Wednesday, October 2, 2013

in transition

I rode the Dog today all the way from Quesnel to Kelowna. But back up: first I rode in a car out of Wells (watching fog rising off Jack O'Clubs Lake as we sped past, whispering a goodbye in my mind as we left)... and the day before that I stood at the top of the old tailings pile with my two roommates and looked out over the lake and tossed quartz rocks over the edge as we said our collective goodbyes to the season. The last few days were rough: we were all exhausted, and some of us were sick. Our bodies knew that the season was over and they collapsed, even though we still had to clean the house from top to bottom, and pack up our stuff. Cleaning, parties, goodbyes. In a way it gets easier every year to say goodbye, knowing that in all probability I'll be back in 5-7 months anyway, knowing that I've made as much of a life for myself up north as I have in Vancouver... in a way it's harder too. I'm not just leaving a seasonal job, I'm also leaving dear friends, a way of life that satisfies me deeply, a home where I feel most like myself. And I worry that by living in two different places I'll only have half a life in both.

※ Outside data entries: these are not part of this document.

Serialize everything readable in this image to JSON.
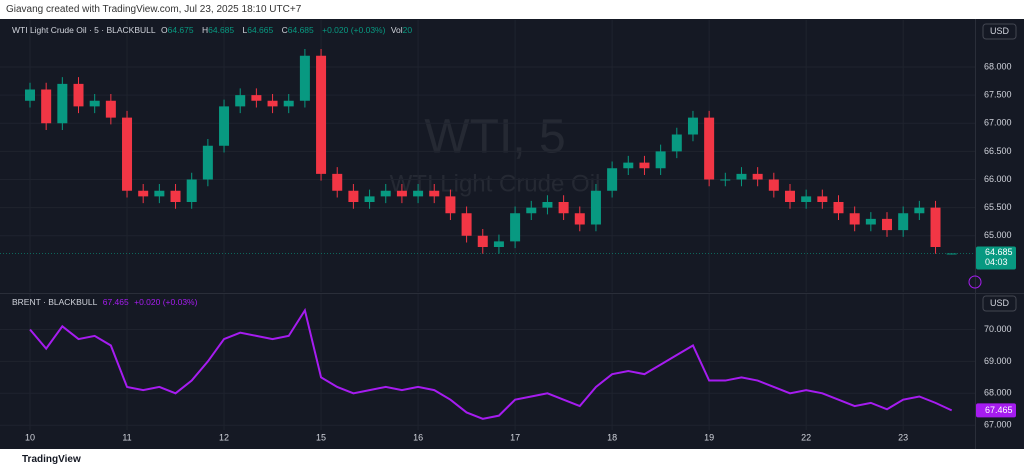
{
  "credit": "Giavang created with TradingView.com, Jul 23, 2025 18:10 UTC+7",
  "footer": "TradingView",
  "chart_data": [
    {
      "type": "candlestick",
      "title": "WTI Light Crude Oil · 5 · BLACKBULL",
      "watermark": "WTI, 5",
      "watermark_subtitle": "WTI Light Crude Oil",
      "currency": "USD",
      "countdown": "04:03",
      "legend_keys": [
        "O",
        "H",
        "L",
        "C"
      ],
      "volume_key": "Vol",
      "volume": 20,
      "change": "+0.020 (+0.03%)",
      "up_color": "#089981",
      "down_color": "#f23645",
      "ylim": [
        64.0,
        68.8
      ],
      "yticks": [
        {
          "value": 65,
          "label": "65.000"
        },
        {
          "value": 65.5,
          "label": "65.500"
        },
        {
          "value": 66,
          "label": "66.000"
        },
        {
          "value": 66.5,
          "label": "66.500"
        },
        {
          "value": 67,
          "label": "67.000"
        },
        {
          "value": 67.5,
          "label": "67.500"
        },
        {
          "value": 68,
          "label": "68.000"
        }
      ],
      "open": [
        67.4,
        67.6,
        67.0,
        67.7,
        67.3,
        67.4,
        67.1,
        65.8,
        65.7,
        65.8,
        65.6,
        66.0,
        66.6,
        67.3,
        67.5,
        67.4,
        67.3,
        67.4,
        68.2,
        66.1,
        65.8,
        65.6,
        65.7,
        65.8,
        65.7,
        65.8,
        65.7,
        65.4,
        65.0,
        64.8,
        64.9,
        65.4,
        65.5,
        65.6,
        65.4,
        65.2,
        65.8,
        66.2,
        66.3,
        66.2,
        66.5,
        66.8,
        67.1,
        66.0,
        66.0,
        66.1,
        66.0,
        65.8,
        65.6,
        65.7,
        65.6,
        65.4,
        65.2,
        65.3,
        65.1,
        65.4,
        65.5,
        64.675
      ],
      "high": [
        67.72,
        67.72,
        67.82,
        67.82,
        67.52,
        67.52,
        67.22,
        65.92,
        65.92,
        65.92,
        66.12,
        66.72,
        67.42,
        67.62,
        67.62,
        67.52,
        67.52,
        68.32,
        68.32,
        66.22,
        65.92,
        65.82,
        65.92,
        65.92,
        65.92,
        65.92,
        65.82,
        65.52,
        65.12,
        65.02,
        65.52,
        65.62,
        65.72,
        65.72,
        65.52,
        65.92,
        66.32,
        66.42,
        66.42,
        66.62,
        66.92,
        67.22,
        67.22,
        66.12,
        66.22,
        66.22,
        66.12,
        65.92,
        65.82,
        65.82,
        65.72,
        65.52,
        65.42,
        65.42,
        65.52,
        65.62,
        65.62,
        64.685
      ],
      "low": [
        67.28,
        66.88,
        66.88,
        67.18,
        67.18,
        66.98,
        65.68,
        65.58,
        65.58,
        65.48,
        65.48,
        65.88,
        66.48,
        67.18,
        67.28,
        67.18,
        67.18,
        67.28,
        65.98,
        65.68,
        65.48,
        65.48,
        65.58,
        65.58,
        65.58,
        65.58,
        65.28,
        64.88,
        64.68,
        64.68,
        64.78,
        65.28,
        65.38,
        65.28,
        65.08,
        65.08,
        65.68,
        66.08,
        66.08,
        66.08,
        66.38,
        66.68,
        65.88,
        65.88,
        65.88,
        65.88,
        65.68,
        65.48,
        65.48,
        65.48,
        65.28,
        65.08,
        65.08,
        64.98,
        64.98,
        65.28,
        64.68,
        64.665
      ],
      "close": [
        67.6,
        67.0,
        67.7,
        67.3,
        67.4,
        67.1,
        65.8,
        65.7,
        65.8,
        65.6,
        66.0,
        66.6,
        67.3,
        67.5,
        67.4,
        67.3,
        67.4,
        68.2,
        66.1,
        65.8,
        65.6,
        65.7,
        65.8,
        65.7,
        65.8,
        65.7,
        65.4,
        65.0,
        64.8,
        64.9,
        65.4,
        65.5,
        65.6,
        65.4,
        65.2,
        65.8,
        66.2,
        66.3,
        66.2,
        66.5,
        66.8,
        67.1,
        66.0,
        66.0,
        66.1,
        66.0,
        65.8,
        65.6,
        65.7,
        65.6,
        65.4,
        65.2,
        65.3,
        65.1,
        65.4,
        65.5,
        64.8,
        64.685
      ]
    },
    {
      "type": "line",
      "title": "BRENT · BLACKBULL",
      "currency": "USD",
      "change": "+0.020 (+0.03%)",
      "categories": [
        "10",
        null,
        null,
        null,
        null,
        null,
        "11",
        null,
        null,
        null,
        null,
        null,
        "12",
        null,
        null,
        null,
        null,
        null,
        "15",
        null,
        null,
        null,
        null,
        null,
        "16",
        null,
        null,
        null,
        null,
        null,
        "17",
        null,
        null,
        null,
        null,
        null,
        "18",
        null,
        null,
        null,
        null,
        null,
        "19",
        null,
        null,
        null,
        null,
        null,
        "22",
        null,
        null,
        null,
        null,
        null,
        "23",
        null,
        null,
        null
      ],
      "ylim": [
        66.85,
        71.05
      ],
      "yticks": [
        {
          "value": 67,
          "label": "67.000"
        },
        {
          "value": 68,
          "label": "68.000"
        },
        {
          "value": 69,
          "label": "69.000"
        },
        {
          "value": 70,
          "label": "70.000"
        }
      ],
      "series": [
        {
          "name": "BRENT",
          "color": "#a61cf0",
          "values": [
            70.0,
            69.4,
            70.1,
            69.7,
            69.8,
            69.5,
            68.2,
            68.1,
            68.2,
            68.0,
            68.4,
            69.0,
            69.7,
            69.9,
            69.8,
            69.7,
            69.8,
            70.6,
            68.5,
            68.2,
            68.0,
            68.1,
            68.2,
            68.1,
            68.2,
            68.1,
            67.8,
            67.4,
            67.2,
            67.3,
            67.8,
            67.9,
            68.0,
            67.8,
            67.6,
            68.2,
            68.6,
            68.7,
            68.6,
            68.9,
            69.2,
            69.5,
            68.4,
            68.4,
            68.5,
            68.4,
            68.2,
            68.0,
            68.1,
            68.0,
            67.8,
            67.6,
            67.7,
            67.5,
            67.8,
            67.9,
            67.7,
            67.465
          ]
        }
      ]
    }
  ]
}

But anyway, goodbyes and traveling were the order of the day and despite my worries I actually felt really happy today. I rode the Greyhound, which meant lots of unhealthy snacks and some strange characters, but mostly it meant reading and staring at All The Scenery. I am resting for a few days with my dad in Kelowna, before heading back to the city and jobs! and friends! and Vietnamese food! And (drumroll please)... moving to a new place! (which I am sub-letting for a few months and so basically my life is in transition again: I am single and sort-of homeless and not in school and not looking as glamorous as I'd like to and yet feeling amazingly optimistic, all told.)